What? I'm pretty sure Jesus was a zombie. Hey, only two things come back from the dead...zombies and vampires. And, while I know all the "this is my blood" shit points to vampirism, here at 7dp, we're much more concerned with protecting you from unrelenting hordes of zombies. I mean, vampires can still get online and read the old blog here.

Most likely, you are spending at least part of your day locked in a bomb shelter with your favorite family members to protect yourself from the potential harm that zombies could do to your person. However, there is the possibility that you are stuck in a house with open doors and exposed windows because your family thinks zombies are another of your crazy fears. Just because they didn't believe Dr Grant about the velociraptors doesn't mean you shouldn't. And you shouldn't question your fear of zombies!

So, to protect yourself in an unsecured house, what should you do? Well, before mom finishes cooking the traditional Tofurkey, look around. How many potential exits or entrances are there? Locate them. Typically there are at least doors in a house, though there could be more if there is an attached garage. How many windows are there? How high off the ground are they? Zombies can't climb, so if they're high off the ground, they may be okay for a short amount of time. Not long though. Once the attack begins, each zombie you kill near that window serves to raise the ground level.

Does the house have a second floor? If you can take out the stairs, the second floor is much more secure. If this house doesn't, does one nearby have a second floor? Look for a home owned by someone who is at THEIR family's home, or someone who can be easily over powered. You don't want to be injured trying to take over someone's home, you'll need to be in good shape to keep yourself alive. Consider a home owned by someone's grandparents. Be careful in the south, the elderly may already be sitting on the porch with guns. Avoid them.

Good job. You've successfully invaded someone's home and established it as your new base of operations. It's time now to secure it. The trick here is to make it difficult not just to get inside, but to make it difficult to tell anyone is inside at all. Windows should be blocked with something heavy. Dressers or china cabinets work great for this. Tables make lousy barricades alone, but teamed up with an old recliner, they're much more stable and can block an entire window. Odds are against the power staying on for long, so don't forget that the fridge, once in place, is hard to move as well.

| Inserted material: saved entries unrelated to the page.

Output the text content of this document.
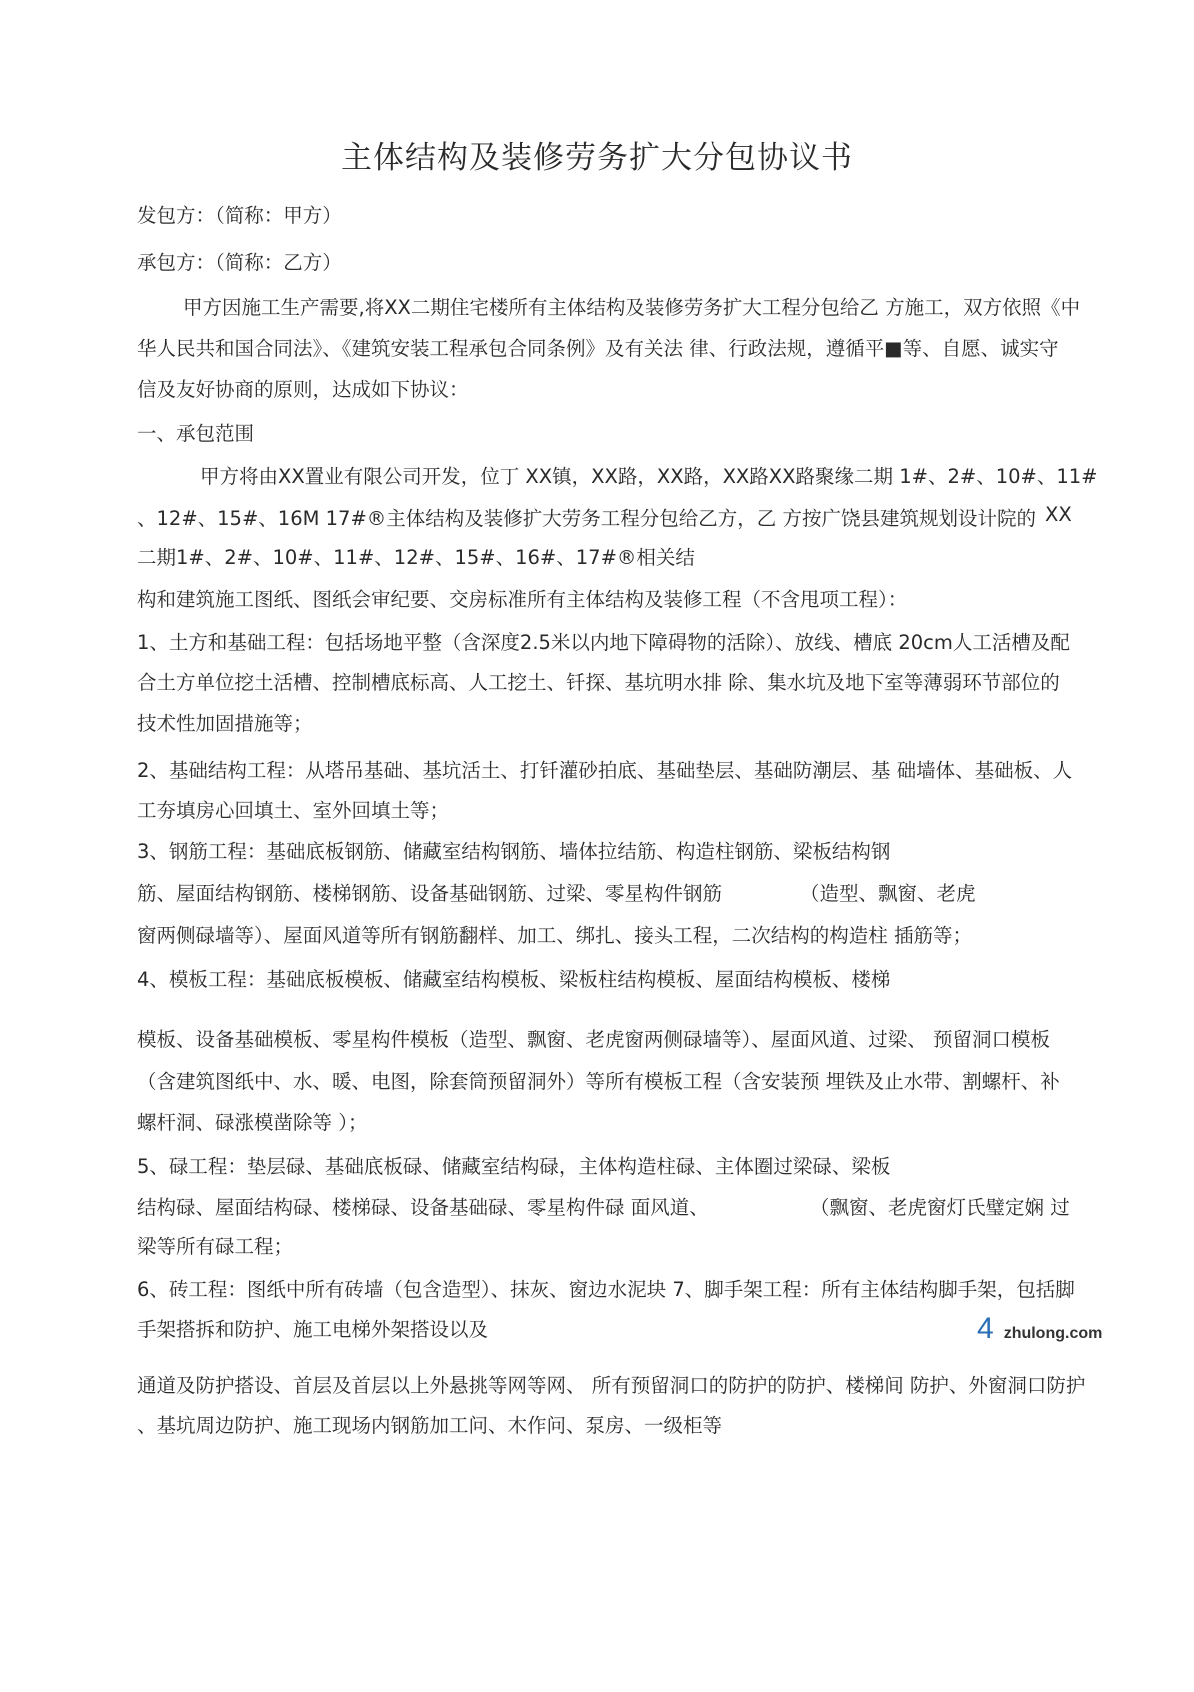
主体结构及装修劳务扩大分包协议书
发包方：（简称：甲方）
承包方：（简称：乙方）
甲方因施工生产需要,将XX二期住宅楼所有主体结构及装修劳务扩大工程分包给乙 方施工，双方依照《中
华人民共和国合同法》、《建筑安装工程承包合同条例》及有关法 律、行政法规，遵循平■等、自愿、诚实守
信及友好协商的原则，达成如下协议：
一、承包范围
甲方将由XX置业有限公司开发，位丁 XX镇，XX路，XX路，XX路XX路聚缘二期 1#、2#、10#、11#
、12#、15#、16M 17#®主体结构及装修扩大劳务工程分包给乙方，乙 方按广饶县建筑规划设计院的 XX
二期1#、2#、10#、11#、12#、15#、16#、17#®相关结
构和建筑施工图纸、图纸会审纪要、交房标准所有主体结构及装修工程（不含甩项工程）：
1、土方和基础工程：包括场地平整（含深度2.5米以内地下障碍物的活除）、放线、槽底 20cm人工活槽及配
合土方单位挖土活槽、控制槽底标高、人工挖土、钎探、基坑明水排 除、集水坑及地下室等薄弱环节部位的
技术性加固措施等；
2、基础结构工程：从塔吊基础、基坑活土、打钎灌砂拍底、基础垫层、基础防潮层、基 础墙体、基础板、人
工夯填房心回填土、室外回填土等；
3、钢筋工程：基础底板钢筋、储藏室结构钢筋、墙体拉结筋、构造柱钢筋、梁板结构钢
筋、屋面结构钢筋、楼梯钢筋、设备基础钢筋、过梁、零星构件钢筋	（造型、飘窗、老虎
窗两侧碌墙等）、屋面风道等所有钢筋翻样、加工、绑扎、接头工程，二次结构的构造柱 插筋等；
4、模板工程：基础底板模板、储藏室结构模板、梁板柱结构模板、屋面结构模板、楼梯
模板、设备基础模板、零星构件模板（造型、飘窗、老虎窗两侧碌墙等）、屋面风道、过梁、 预留洞口模板
（含建筑图纸中、水、暖、电图，除套筒预留洞外）等所有模板工程（含安装预 埋铁及止水带、割螺杆、补
螺杆洞、碌涨模凿除等 ）；
5、碌工程：垫层碌、基础底板碌、储藏室结构碌，主体构造柱碌、主体圈过梁碌、梁板
结构碌、屋面结构碌、楼梯碌、设备基础碌、零星构件碌 面风道、	（飘窗、老虎窗灯氏璧定娴 过
梁等所有碌工程；
4 zhulong.com
6、砖工程：图纸中所有砖墙（包含造型）、抹灰、窗边水泥块 7、脚手架工程：所有主体结构脚手架，包括脚
手架搭拆和防护、施工电梯外架搭设以及
通道及防护搭设、首层及首层以上外悬挑等网等网、 所有预留洞口的防护的防护、楼梯间 防护、外窗洞口防护
、基坑周边防护、施工现场内钢筋加工问、木作问、泵房、一级柜等
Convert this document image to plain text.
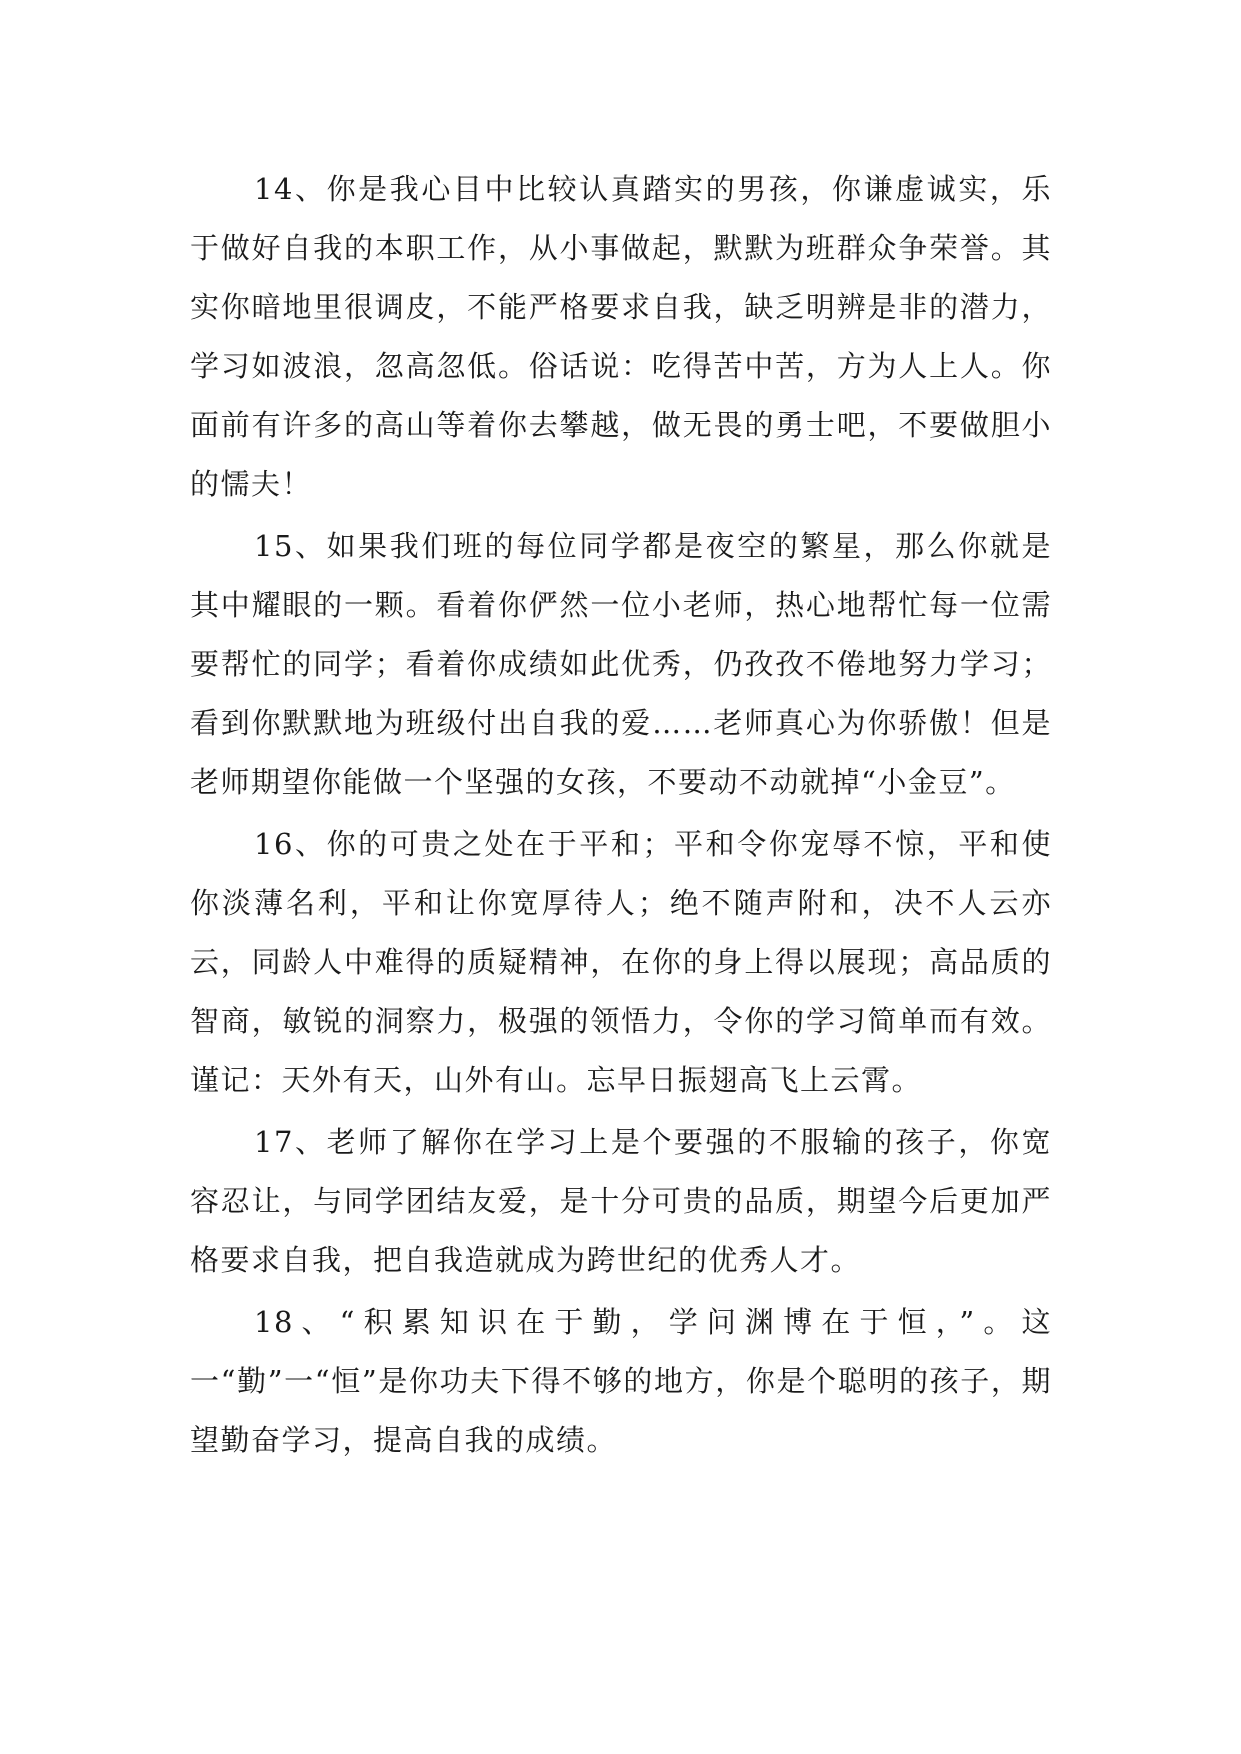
14、你是我心目中比较认真踏实的男孩，你谦虚诚实，乐于做好自我的本职工作，从小事做起，默默为班群众争荣誉。其实你暗地里很调皮，不能严格要求自我，缺乏明辨是非的潜力，学习如波浪，忽高忽低。俗话说：吃得苦中苦，方为人上人。你面前有许多的高山等着你去攀越，做无畏的勇士吧，不要做胆小的懦夫！

15、如果我们班的每位同学都是夜空的繁星，那么你就是其中耀眼的一颗。看着你俨然一位小老师，热心地帮忙每一位需要帮忙的同学；看着你成绩如此优秀，仍孜孜不倦地努力学习；看到你默默地为班级付出自我的爱……老师真心为你骄傲！但是老师期望你能做一个坚强的女孩，不要动不动就掉“小金豆”。

16、你的可贵之处在于平和；平和令你宠辱不惊，平和使你淡薄名利，平和让你宽厚待人；绝不随声附和，决不人云亦云，同龄人中难得的质疑精神，在你的身上得以展现；高品质的智商，敏锐的洞察力，极强的领悟力，令你的学习简单而有效。谨记：天外有天，山外有山。忘早日振翅高飞上云霄。

17、老师了解你在学习上是个要强的不服输的孩子，你宽容忍让，与同学团结友爱，是十分可贵的品质，期望今后更加严格要求自我，把自我造就成为跨世纪的优秀人才。

18、“积累知识在于勤，学问渊博在于恒，”。这一“勤”一“恒”是你功夫下得不够的地方，你是个聪明的孩子，期望勤奋学习，提高自我的成绩。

The first floor of your new base is secure, now to the second floor. Corral the family members that you think you can live with for the foreseeable future and get them upstairs. They probably hate you and your smug saving-them-from-the-zombie-attack-they-didn't-even-believe-in ass right now. This is normal. Keep them away from windows. The zombies will inevitably see them. Don't shove them out of the window either. You're trying NOT to alert the zombies to your presence. Lock your family in a bathroom or something. They'll be safe there, and as a bonus, away from you.

How many ways are there up to the second floor? The average home probably only has 1 staircase. You're going to need to destroy it. Hopefully there's a sledgehammer nearby, otherwise, this won't be much fun. Start with the bottom stair first and work your way up. You do not want to get caught at the bottom with no way up.

Speaking of no way up, did you check the basement? No? Dumbass. You're going to need to find some way to eliminate the basement as an entrance. There is too much shit in your average basement that could cause an "accident". Your furnace and hot water heater may be down there, either of which are potential fire hazards should a zombie start to stumble around. Not to mention all the hiding spots. Luckily, the windows down here are fairly small. they're also high off the ground, making them difficult to barricade but easy to crawl through.

Second level is secure. The first level, well, you did your best. The basement was a disaster, but hey, it doesn't hurt to hope for the best. All things considered, you're fairly secure now. Don't get me wrong, you're a chump if you think that the zombies won't get past your flimsy barriers. Trust me, your dumb ass uncle is going to draw their attention at some point. But look at it this way, until your inevitably violent death, you get to spend ALL of your time trapped in an enclosed area with only your relatives.

Hopefully death comes soon for you.

Happy Easter!

EDIT: 2010-5-20 This was submitted to the Your Best Post Blogathon at He Shot Cyrus.